O secretário de Estado da Santa Sé, cardeal Pietro Parolin, disse que a criação de um Estado palestino "parece ainda mais válida" com a guerra em Gaza, ao mesmo tempo em que lamentou a resposta morna da comunidade internacional, dizendo que "não basta declarar inaceitável" e depois permitir.

"Essa solução – o nascimento de um Estado palestino – depois do que aconteceu nos últimos dois anos, parece-me ainda mais válida”, disse o secretário de Estado da Santa Sé ao jornal L'Osservatore Romano, da Santa Sé. “É o caminho, o de dois povos em dois Estados, que a Santa Sé tem seguido desde o início”.

A criação de um Estado judeu e um árabe na região ocupada hoje por Israel e Autoridade Palestina, foi decidida pela Organização das Nações Unidas (ONU) em 1948 como forma de reorganizar o que era então um protetorado britânico.

Os judeus aceitaram imediatamente a decisão e criaram Israel no mesmo ano de 1948. Os países árabes rejeitaram a existência do Estado judeu e invadiram os territórios palestinos.

Depois de uma série de guerras, países árabes como Egito e Jordânia estabeleceram relações diplomáticas com Israel.

Em 1993, o Acordo de Oslo entre palestinos e Israel estabeleceu a Autoridade Palestina, em troca do reconhecimento pelos palestinos do Estado de Israel.

O Hamas, milícia radical muçulmana patrocinada pelo Irã, derrubou o go verno da Autoridade Palestina na Faixa de Gaza em uma guerra civil em 2005 por não aceitar acordos de paz com Israel.

A destruição do Estado de Israel, consagrada no lema “Palestina do rio ao mar” usado em protestos pró-palestina no mundo Inteiro, continua fazendo parte dos estatutos do Hamas. “Do rio ao mar” significa um Estado palestino que fosse do rio Jordão ao mar Mediterrâneo. Israel fica entre o rio Jordão e o mar Mediterrâneo.

As declarações de Parolin coincidem com o segundo aniversário do ataque terrorista do Hamas contra Israel, que marcou o início dos combates na Faixa de Gaza.

Em 7 de outubro de 2023, Hamas, que controla a Faixa de Gaza, invadiu Israel, matou cerca de 1,2 mil pessoas e sequestrou centenas de israelenses. Hoje, 48 reféns, vivos e mortos, ainda são mantidos por terroristas em Gaza.

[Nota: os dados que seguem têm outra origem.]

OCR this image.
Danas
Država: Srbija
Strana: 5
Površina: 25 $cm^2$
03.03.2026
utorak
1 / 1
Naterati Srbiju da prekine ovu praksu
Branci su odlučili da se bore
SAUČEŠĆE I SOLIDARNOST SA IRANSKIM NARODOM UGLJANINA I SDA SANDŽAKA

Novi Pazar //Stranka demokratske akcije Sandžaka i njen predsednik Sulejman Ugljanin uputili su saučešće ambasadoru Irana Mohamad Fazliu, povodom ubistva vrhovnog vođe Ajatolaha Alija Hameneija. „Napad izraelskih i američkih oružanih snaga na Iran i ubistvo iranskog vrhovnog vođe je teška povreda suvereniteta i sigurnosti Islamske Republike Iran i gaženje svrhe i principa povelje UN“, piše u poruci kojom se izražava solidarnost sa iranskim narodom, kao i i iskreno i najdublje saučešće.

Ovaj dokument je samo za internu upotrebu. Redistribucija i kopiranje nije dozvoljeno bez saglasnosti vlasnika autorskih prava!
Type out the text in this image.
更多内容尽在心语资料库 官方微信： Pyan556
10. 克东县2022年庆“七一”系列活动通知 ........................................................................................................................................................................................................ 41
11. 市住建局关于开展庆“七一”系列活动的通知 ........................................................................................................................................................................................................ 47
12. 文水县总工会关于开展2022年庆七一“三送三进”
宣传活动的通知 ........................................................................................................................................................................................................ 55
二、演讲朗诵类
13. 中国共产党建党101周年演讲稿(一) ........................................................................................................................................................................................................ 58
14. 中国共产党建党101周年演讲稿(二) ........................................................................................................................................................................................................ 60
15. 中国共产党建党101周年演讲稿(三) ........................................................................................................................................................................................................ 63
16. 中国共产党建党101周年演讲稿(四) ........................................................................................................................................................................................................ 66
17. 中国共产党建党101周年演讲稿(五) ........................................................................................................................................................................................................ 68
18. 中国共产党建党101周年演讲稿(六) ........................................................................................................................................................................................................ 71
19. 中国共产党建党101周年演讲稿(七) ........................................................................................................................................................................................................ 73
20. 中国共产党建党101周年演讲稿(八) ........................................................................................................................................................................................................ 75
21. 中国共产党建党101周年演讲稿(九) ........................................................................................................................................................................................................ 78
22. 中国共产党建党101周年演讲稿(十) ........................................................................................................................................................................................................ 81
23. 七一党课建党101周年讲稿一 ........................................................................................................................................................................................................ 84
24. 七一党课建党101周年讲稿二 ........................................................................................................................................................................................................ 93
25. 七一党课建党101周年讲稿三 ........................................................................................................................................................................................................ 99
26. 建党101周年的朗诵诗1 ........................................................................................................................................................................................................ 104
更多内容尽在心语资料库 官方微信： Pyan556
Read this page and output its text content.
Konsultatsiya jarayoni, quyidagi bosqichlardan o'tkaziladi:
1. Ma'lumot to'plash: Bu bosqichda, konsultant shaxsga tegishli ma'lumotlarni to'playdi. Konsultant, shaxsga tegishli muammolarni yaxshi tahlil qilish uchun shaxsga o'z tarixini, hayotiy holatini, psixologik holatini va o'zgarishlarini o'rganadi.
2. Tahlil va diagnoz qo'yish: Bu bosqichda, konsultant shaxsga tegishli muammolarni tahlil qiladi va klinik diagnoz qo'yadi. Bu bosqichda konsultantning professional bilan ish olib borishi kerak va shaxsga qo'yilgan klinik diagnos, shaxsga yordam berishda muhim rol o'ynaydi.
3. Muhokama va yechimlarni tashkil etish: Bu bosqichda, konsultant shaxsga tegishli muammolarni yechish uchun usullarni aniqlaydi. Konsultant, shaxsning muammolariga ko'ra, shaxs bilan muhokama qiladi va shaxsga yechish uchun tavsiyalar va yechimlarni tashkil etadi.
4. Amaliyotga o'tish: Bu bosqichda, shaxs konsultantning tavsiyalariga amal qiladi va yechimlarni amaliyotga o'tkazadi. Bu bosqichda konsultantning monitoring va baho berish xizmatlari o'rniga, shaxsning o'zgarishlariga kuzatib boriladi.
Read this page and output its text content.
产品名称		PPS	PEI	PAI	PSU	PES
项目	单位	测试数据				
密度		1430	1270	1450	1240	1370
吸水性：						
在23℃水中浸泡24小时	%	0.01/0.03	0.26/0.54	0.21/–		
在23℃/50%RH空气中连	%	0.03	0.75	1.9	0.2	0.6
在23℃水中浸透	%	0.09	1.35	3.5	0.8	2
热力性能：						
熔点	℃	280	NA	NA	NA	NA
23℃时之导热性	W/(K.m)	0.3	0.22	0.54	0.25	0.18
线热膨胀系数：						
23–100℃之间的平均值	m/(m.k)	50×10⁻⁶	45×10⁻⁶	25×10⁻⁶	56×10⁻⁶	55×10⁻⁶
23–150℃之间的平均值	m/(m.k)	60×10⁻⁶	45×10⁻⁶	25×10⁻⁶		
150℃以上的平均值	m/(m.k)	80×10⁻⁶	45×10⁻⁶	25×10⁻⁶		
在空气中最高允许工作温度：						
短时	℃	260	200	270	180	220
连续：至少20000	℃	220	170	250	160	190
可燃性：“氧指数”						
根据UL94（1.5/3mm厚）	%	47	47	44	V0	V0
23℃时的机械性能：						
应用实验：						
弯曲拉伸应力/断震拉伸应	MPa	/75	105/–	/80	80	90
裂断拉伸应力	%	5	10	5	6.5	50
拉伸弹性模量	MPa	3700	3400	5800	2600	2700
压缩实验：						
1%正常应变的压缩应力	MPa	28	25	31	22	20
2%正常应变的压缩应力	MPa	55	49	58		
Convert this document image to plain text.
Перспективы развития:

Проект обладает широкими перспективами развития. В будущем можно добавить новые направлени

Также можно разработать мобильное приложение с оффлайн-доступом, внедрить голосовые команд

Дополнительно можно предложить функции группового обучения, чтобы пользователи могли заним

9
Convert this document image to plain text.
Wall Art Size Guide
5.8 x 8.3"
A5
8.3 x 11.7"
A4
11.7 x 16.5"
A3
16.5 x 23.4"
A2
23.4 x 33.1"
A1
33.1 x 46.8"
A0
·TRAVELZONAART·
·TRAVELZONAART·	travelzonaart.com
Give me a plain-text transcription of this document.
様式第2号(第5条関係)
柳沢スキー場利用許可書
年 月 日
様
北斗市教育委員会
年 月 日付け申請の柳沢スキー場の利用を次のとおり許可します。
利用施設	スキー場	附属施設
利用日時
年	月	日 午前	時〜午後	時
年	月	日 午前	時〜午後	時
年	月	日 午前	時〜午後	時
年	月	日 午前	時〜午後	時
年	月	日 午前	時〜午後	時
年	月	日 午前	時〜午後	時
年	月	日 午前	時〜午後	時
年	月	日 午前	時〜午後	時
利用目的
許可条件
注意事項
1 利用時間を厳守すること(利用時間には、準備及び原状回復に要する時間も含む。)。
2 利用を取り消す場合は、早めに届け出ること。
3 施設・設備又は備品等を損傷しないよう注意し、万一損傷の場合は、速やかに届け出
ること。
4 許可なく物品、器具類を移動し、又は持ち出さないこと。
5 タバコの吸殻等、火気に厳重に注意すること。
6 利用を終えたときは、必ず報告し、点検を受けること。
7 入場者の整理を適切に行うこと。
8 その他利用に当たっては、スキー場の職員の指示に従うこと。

O principal diplomata da Santa Sé aplaudiu o reconhecimento do Estado da Palestina por muitos países ao redor do mundo. No entanto, o cardeal disse "com preocupação" que as declarações e decisões de Israel "vão na direção oposta, ou seja, pretendem impedir para sempre o possível nascimento de um verdadeiro Estado palestino".

Parolin disse que a comunidade internacional "pode fazer muito mais".

"Há atores internacionais que seriam capazes de exercer uma influência maior para pôr fim a essa tragédia, e é preciso encontrar uma maneira de dar às Nações Unidas um papel mais eficaz em pôr fim às muitas guerras fratricidas em curso no mundo", disse o cardeal.

Para ele, a situação em Gaza hoje é ainda "mais grave e trágica do que há um ano, depois de uma guerra devastadora que causou dezenas de milhares de mortos".

“Fico impressionado e aflito com a contagem diária de mortos na Palestina, dezenas, às vezes centenas por dia, muitas crianças cuja única culpa parece ser a de terem nascido lá”, disse o cardeal. “Pessoas soterradas sob os escombros de suas casas, pessoas bombardeadas em hospitais, em acampamentos”.

Todos os números e informações sobre mortos na Faixa de Gaza vem do Hamas, que governa a região. Os militantes do Hamas mortos em combate são sistematicamente contados como civis. Organismos internacionais já denunciaram os relatórios do Hamas sobre baixas.

“É inaceitável e injustificável reduzir os seres humanos a meras vítimas colaterais”, disse também Parolin.

Desde sua fundação, o Hamas instala seus arsenais, organismos de direção militar e combatentes em instalações civis como casas, escolas, creches e hospitais.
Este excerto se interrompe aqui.